From what I’ve seen, his behavior offstage doesn’t much resemble that of any of his best-known roles. That’s probably for the best. For example, he’s the last man you’d expect to badger a little old lady to death, as Gherman does in Queen of Spades.
Not that that helps Desdemona (Barbara Frittoli) much.
However, so long as Jake Heggie has done his job, this Captain Ahab won’t be watered down. Heppner, as much as any singer I’ve ever heard, taps into the transformative power of music, to such a degree that I come away from his performances with renewed respect for the art form. Hearing him as Walther in Die Meistersinger one afternoon, I marveled at the sweet lyricism he brought to the part, such that I hardly noticed the sheer power of his voice. Then I realized that, before my eyes, he’d turned into a younger, thinner, and (probably) blonder man, the kind of Aryan matinée idol Wagner must have hoped for. Heppner became the music.
Though I’ve met him only once, I learned a lot about him from that lone encounter. The occasion was a fancy dinner party in celebration of the tenth anniversary of his debut at the Metropolitan Opera, in a swanky Manhattan hotel. I was dispatched as a representative of Opera News, and I felt conspicuously out of place among the other guests, mostly recording executives, donors, or potential donors whom the Met’s then-general director, Joseph Volpe, vigorously courted all evening long.
It was my mission to convey the good wishes of the magazine, so I introduced myself to Heppner, and told him how much I’d enjoyed his performance in Meistersinger that afternoon. I added that he’d made the hours fly by, even though I was in standing room. (A corny remark, albeit 100 percent true.)
“You stood through Meistersinger?” Heppner cried. “Good Lord, even I didn’t do that!”
And just like that, he put me at my ease. If in fact he wasn’t delighted to see me at the party, he gave out not a single clue. (Mr. Volpe, on the other hand, interrupted me in another conversation and promptly turned his back to me.)
Heppner must have been exhausted, I observed, though he didn’t show it; he replied that “exhilarated” was more like it. Maybe he was still drawing on the power of the music: Walther gets the girl and wins the prize, after all, while getting to sing some pretty thrilling material. Also, he said with a grin, he sometimes got to sit down during the performance.
Left to right: Karita Mattila, James Morris, and Heppner
Now Heppner was surrounded by people who were happy for him. Throughout the pre-dinner cocktail hour, he was laughing — and making others laugh, too.
I was seated at a table with people who were manifestly not potential Met donors, and who turned out to be terrifically interesting — because Ben Heppner felt strongly that any celebration of his anniversary ought to include the guy from the music staff who’d helped him to prepare Idomeneo, back in 1991, and the dresser who’d helped him into his costume on opening night.

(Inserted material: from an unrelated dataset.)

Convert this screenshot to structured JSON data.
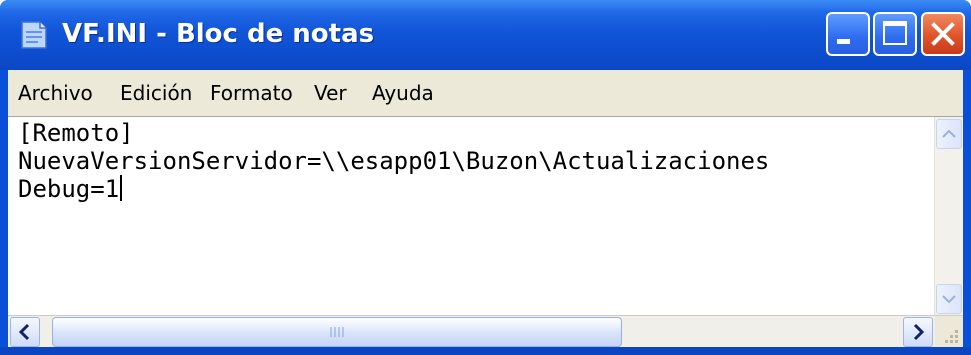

Probably nobody would have noticed if these two had been omitted from the guest list, but Ben Heppner wanted them at his side. As he said at one point, “I’d never have made it through my debut without them; there wouldn’t be a tenth anniversary at all. This is their celebration, too.”
Not your stereotypical tenor attitude, is it? That night, he gave me cause to reflect upon the fact that, while Wagner may have skimped on the niceness among his Heldentenor roles, it’s a pretty darned heroic virtue, after all.
Teaming Ben Heppner with Jake Heggie makes sense, because Jake is also a disarmingly nice guy — and even more than I do, he loves singers. You can hear that in every note of his music. (Some of the pieces he’s written for Frederica von Stade make me feel as if I’m intruding on a private conversation between devoted friends — because in truth, I am.) In any case, Moby-Dick is sure to be special, and I’m sorry I can’t be in Dallas tonight to cheer them on.